De lecture en lecture, parce qu’on ne sait faire que ça sur Internet, lire et parfois écrire, commenter, réagir en donnant son avis, son opinion, partager sa vie à coups de lettres et d’images, je découvre un couple de mots, un futur métier pour certains, une certitude pour d’autres : influenceur littéraire.

Je sais que je suis un peu différente des autres, nous le sommes tous, différents, les uns des autres :-) Je suis toujours partie du principe que ce sont nos différences qui font nos richesses, même si pour d’autres, c’est plutôt l’effet inverse.

Et donc « influenceur littéraire ». Malgré le vaste monde accessible en un clic de souris, je suis tombée (sans me faire mal) sur un influenceur littéraire de mon petit pays : la Belgique. J’avais déjà entendu parler de ce mot étrange « influenceur » et son féminin « influenceuse ». Pour moi qui vit dans ma petite bulle, sans trop regarder la télévision, sans jamais aller au cinéma et encore moins en boîte de nuit ou en concert, en ne lisant plus les journaux, en n’écoutant plus les news anxiogènes, j’ai beaucoup de mal à comprendre comment une activité personnelle, un loisir peut prendre autant d’ampleur pour devenir un métier rémunéré : « influenceur, influenceuse » !

Si je peux deviner que c’est le nombre de « followers » qui encourage certain.e.s à poursuivre dans cette voie, j’ai du mal à saisir le fonctionnement et le raisonnement qui poussent d’autres à aller jusqu’à risquer leur vie pour « se faire mieux voir » ! Comme je ne suis pas au fait de l’actualité et des faits divers macabres, je ne peux pas donner un chiffre, mais cela m’attriste d’apprendre que des influenceuses et influenceurs sont morts « dans l’exercice de leur fonction » ! Qu’une enfance s’est subitement arrêtée parce que maintenant qu’il/elle a x followers, il/elle peut quitter l’école pour se consacrer à sa nouvelle activité rémunérée !

Influenceur littéraire, c’est donc une personne qui parle de livres, de ses lectures, qu’il partage avec d’autres.
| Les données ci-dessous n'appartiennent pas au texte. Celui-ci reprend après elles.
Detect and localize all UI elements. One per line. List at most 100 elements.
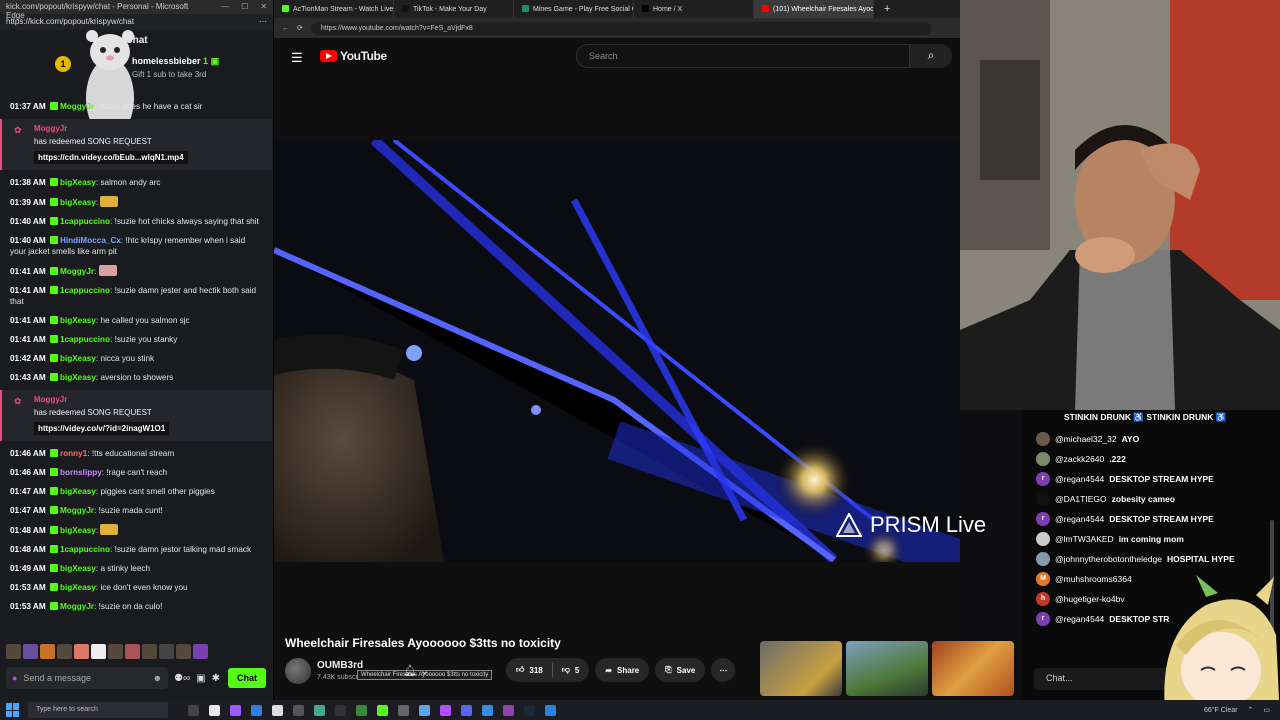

Il tient généralement un blog ou mieux, aujourd’hui, il a un compte « Insta ». Il donne et il écrit des interviews. Il parle avec les auteurs, il reçoit des livres des maisons d’édition et/ou des auteurs directement. Je suppose qu’il est présent dans des librairies, dans les salons littéraires, etc. Il recommande des livres, des lectures. Il peut parler des heures durant d’une histoire, d’un.e auteur.e. Il influence les lecteurs. Il donne envie de lire. Il agit sur l’esprit des personnes pour les convaincre.

Jusqu’à aujourd’hui, je n’ai jamais été influencée par des livres qui ont reçu un prix, des livres qui ont 36.000 avis ici ou là, des livres dont la presse parle, qu’on découvre en publicité ici ou en sponsoring sur les réseaux sociaux.

Il y a tellement de livres qui sortent « quotidiennement », tellement d’histoires déjà écrites, tellement d’ouvrages qui existent, de pépites qui sont là, de trésors à venir qu’on n’aura jamais assez d’une vie pour lire tous les livres dont on a envie.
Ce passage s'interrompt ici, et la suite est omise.